The CEO of Solana infrastructure firm Helius Labs has warned that the crypto industry is heading into a security reckoning where artificial intelligence and stronger software verification tools will expose projects built on weak foundations.
Mert Mumtaz said in a series of posts on X that many crypto protocols are like "straw houses" – they appear functional under normal conditions but cannot withstand serious stress. The rising capability of AI agents to find vulnerabilities, combined with the adoption of formal verification methods, means teams that skip rigorous engineering will face a reckoning.
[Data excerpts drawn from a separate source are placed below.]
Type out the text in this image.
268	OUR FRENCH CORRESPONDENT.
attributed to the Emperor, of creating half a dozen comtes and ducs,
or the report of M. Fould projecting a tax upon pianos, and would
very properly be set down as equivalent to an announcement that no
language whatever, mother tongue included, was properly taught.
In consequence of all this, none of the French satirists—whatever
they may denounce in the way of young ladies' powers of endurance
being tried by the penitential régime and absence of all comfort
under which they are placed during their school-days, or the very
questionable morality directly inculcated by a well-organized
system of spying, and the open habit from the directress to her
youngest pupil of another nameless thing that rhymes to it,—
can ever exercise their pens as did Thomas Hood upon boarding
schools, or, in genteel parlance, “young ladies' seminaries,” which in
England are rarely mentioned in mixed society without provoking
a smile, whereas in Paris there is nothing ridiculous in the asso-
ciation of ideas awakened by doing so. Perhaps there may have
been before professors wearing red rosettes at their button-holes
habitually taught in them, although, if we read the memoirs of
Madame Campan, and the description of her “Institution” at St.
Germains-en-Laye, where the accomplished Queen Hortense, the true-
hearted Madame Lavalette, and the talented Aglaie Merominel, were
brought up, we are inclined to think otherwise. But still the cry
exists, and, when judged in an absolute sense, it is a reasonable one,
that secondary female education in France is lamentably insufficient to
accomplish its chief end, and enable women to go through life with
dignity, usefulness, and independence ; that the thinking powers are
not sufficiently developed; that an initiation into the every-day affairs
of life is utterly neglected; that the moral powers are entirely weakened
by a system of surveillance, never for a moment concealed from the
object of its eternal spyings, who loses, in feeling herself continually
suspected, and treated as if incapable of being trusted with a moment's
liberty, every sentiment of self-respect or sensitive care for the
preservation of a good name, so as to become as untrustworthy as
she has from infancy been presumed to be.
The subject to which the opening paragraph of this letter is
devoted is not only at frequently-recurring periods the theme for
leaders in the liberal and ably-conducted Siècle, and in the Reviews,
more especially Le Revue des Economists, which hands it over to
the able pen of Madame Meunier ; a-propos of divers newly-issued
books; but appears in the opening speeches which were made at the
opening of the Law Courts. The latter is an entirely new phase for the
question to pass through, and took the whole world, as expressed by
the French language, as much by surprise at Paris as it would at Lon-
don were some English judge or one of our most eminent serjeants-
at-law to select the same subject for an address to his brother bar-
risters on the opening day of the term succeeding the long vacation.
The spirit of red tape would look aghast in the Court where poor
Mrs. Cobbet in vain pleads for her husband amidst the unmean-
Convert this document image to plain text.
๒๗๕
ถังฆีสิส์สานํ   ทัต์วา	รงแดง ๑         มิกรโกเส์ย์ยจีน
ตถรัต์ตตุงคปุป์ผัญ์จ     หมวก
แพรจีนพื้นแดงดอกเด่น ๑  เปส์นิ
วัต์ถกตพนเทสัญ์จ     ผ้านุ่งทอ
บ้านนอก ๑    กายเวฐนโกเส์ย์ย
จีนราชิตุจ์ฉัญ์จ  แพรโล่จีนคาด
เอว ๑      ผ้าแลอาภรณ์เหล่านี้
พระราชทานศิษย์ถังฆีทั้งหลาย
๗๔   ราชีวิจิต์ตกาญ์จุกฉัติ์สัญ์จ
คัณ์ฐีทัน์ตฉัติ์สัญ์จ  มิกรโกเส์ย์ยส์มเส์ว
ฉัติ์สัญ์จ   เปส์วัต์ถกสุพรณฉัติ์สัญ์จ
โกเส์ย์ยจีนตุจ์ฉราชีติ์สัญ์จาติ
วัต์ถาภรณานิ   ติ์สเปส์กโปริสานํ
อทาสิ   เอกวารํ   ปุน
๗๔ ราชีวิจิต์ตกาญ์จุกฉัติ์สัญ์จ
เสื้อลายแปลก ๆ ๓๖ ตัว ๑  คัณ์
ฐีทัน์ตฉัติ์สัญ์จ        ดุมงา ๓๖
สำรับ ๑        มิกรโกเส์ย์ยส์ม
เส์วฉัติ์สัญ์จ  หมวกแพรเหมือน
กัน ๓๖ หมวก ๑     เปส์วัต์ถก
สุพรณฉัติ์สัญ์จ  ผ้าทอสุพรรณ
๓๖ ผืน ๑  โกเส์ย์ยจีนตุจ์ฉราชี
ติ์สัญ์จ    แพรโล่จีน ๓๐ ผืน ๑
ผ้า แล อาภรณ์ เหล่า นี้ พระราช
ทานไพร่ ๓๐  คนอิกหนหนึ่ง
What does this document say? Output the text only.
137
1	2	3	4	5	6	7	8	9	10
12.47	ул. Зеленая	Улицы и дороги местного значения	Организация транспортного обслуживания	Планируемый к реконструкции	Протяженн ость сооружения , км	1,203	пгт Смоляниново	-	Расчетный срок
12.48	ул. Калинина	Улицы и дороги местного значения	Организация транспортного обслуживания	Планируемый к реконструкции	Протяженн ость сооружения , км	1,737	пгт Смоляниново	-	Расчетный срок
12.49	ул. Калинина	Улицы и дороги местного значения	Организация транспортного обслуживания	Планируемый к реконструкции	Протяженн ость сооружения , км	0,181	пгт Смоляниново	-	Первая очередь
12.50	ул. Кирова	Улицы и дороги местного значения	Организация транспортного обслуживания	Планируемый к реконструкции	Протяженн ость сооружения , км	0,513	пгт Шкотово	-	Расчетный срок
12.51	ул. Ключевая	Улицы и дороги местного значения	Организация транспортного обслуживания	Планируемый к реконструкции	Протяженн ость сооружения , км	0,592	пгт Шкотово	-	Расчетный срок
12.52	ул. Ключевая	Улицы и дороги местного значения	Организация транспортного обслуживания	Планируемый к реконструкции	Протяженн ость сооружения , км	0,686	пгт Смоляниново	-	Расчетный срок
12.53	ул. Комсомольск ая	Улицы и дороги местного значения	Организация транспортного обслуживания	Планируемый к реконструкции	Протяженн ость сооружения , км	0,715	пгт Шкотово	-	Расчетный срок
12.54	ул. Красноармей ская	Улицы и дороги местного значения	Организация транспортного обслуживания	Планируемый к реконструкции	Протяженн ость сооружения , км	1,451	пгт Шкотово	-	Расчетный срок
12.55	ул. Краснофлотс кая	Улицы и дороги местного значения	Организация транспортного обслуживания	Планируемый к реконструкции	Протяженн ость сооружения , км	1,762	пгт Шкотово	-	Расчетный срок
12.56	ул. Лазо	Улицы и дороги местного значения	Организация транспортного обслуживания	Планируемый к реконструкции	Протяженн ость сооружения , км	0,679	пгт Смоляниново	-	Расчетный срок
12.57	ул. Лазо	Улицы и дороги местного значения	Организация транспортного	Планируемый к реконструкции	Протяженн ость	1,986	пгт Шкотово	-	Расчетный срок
Formal verification is a mathematical technique that proves a piece of software behaves exactly as intended for all possible inputs. It is standard in aerospace, defence and high-frequency trading but rare in crypto. Most projects rely on bug bounties, manual audits or fuzz testing, which catch known patterns but miss edge cases. AI-driven tooling accelerates both the discovery of exploits and the ability to verify code at scale.
Mumtaz argued that the industry has tolerated sloppy code because the economic incentives have favoured speed over reliability. That trade-off is closing. AI agents can now parse smart-contract bytecode, locate reentrancy vectors and simulate attack paths faster than human auditors. A single AI-audited report can surface vulnerabilities a team of manual reviewers might miss over weeks.
The "straw houses" problem is not limited to small projects. Mumtaz pointed to high-profile hacks on protocols that had been audited multiple times. The audits gave users false confidence, he said, because they checked for known flaws rather than proving the absence of flaws. Formal verification does not eliminate all risk – it requires a precise specification of what the code should do – but it raises the bar for what counts as secure.
Crypto investors have a limited set of signals to judge security. A list of audit firms on a project's site says little about the depth of the review. Mumtaz's framing suggests a better question: is the team using formal verification tools, and if not, why not? Teams that treat security as a checkbox will look increasingly exposed as AI-driven analysis becomes standard.
The warning comes at a time when institutional capital is flowing back into crypto after the 2022-2023 bear market. Mumtaz noted that larger allocators already demand higher software standards. As more of them enter, the gap between infrastructure-grade protocols and speculation-grade contracts will widen.
None of this means the industry collapses. It means the projects that survive will be the ones built with the same rigor expected in traditional finance. The rest will be the straw houses that fall.
Mumtaz did not name specific tokens or teams in his posts. His point was structural: the technology that made crypto accessible also made it fragile. AI is now making that fragility visible.